Let's say you are party $I$, and your friend is party $J$, secret values are $a$ and $b$. The result of the multiplication would look like:
a.b = (a_i \oplus a_j) . (b_i\oplus b_j) = (a_ib_i) \oplus (a_ib_j) \oplus (a_jb_i) \oplus (a_jb_j)
$I$ and $J$ already have these shares and need no communication for $a_ib_i$ or $a_jb_j$. But for $(a_ib_j)$ and $(a_jb_i)$, they do need other's input. $I$ selects a random value r and creates a table with four entries depending on the values of $I$'s and possible values of $J$ with entries $e$ like $r \oplus a_ib_j \oplus a_jb_i$.

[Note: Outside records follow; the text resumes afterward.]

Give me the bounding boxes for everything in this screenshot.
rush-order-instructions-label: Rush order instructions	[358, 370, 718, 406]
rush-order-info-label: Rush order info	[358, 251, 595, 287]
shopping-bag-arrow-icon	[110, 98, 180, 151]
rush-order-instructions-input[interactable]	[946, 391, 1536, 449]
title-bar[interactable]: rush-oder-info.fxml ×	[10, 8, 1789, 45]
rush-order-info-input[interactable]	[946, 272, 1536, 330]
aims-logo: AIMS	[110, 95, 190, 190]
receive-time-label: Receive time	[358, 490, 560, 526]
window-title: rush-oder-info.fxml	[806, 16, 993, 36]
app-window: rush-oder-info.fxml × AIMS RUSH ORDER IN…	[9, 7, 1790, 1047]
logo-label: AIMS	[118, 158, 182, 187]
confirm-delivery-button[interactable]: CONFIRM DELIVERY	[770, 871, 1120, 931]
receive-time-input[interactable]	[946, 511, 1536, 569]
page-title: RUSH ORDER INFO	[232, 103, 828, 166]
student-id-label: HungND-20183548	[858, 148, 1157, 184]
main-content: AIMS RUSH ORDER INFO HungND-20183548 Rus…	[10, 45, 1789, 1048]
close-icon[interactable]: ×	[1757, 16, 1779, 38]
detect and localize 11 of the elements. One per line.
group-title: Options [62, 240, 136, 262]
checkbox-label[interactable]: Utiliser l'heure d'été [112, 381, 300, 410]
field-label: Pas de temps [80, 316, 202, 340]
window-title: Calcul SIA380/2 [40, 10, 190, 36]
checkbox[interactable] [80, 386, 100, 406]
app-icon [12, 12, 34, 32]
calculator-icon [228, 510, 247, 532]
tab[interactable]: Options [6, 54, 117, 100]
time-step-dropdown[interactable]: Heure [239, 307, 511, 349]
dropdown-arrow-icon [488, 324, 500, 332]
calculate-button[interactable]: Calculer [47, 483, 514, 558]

a_j = 0,b_j &= 0: e = r \\
a_j = 0,b_j &= 1: e = r \oplus a_i \\
a_j = 1,b_j &= 0: e = r \oplus b_i \\
a_j = 1,b_j &= 1: e = r \oplus a_i \oplus b_i \\
Although these entries look confusing, note that $J$ already knows $a_j$ and $b_j$ values. And any if these entries are $0$, then look at the equation $r \oplus a_ib_j \oplus a_jb_i$. This would have one or two entries evaluate to $0$. That is why the table was constructed that way. Clearly, if $I$ and $J$ engages in a 1-out-of-4 Oblivious Transfer protocol now, then $J$ can only retrieve one entry from the table. So $I$ would be having the random number $r$ and $J$ would be having the computed value xor'ed with $r$. Meaning they share the multiplication result but not the result itself.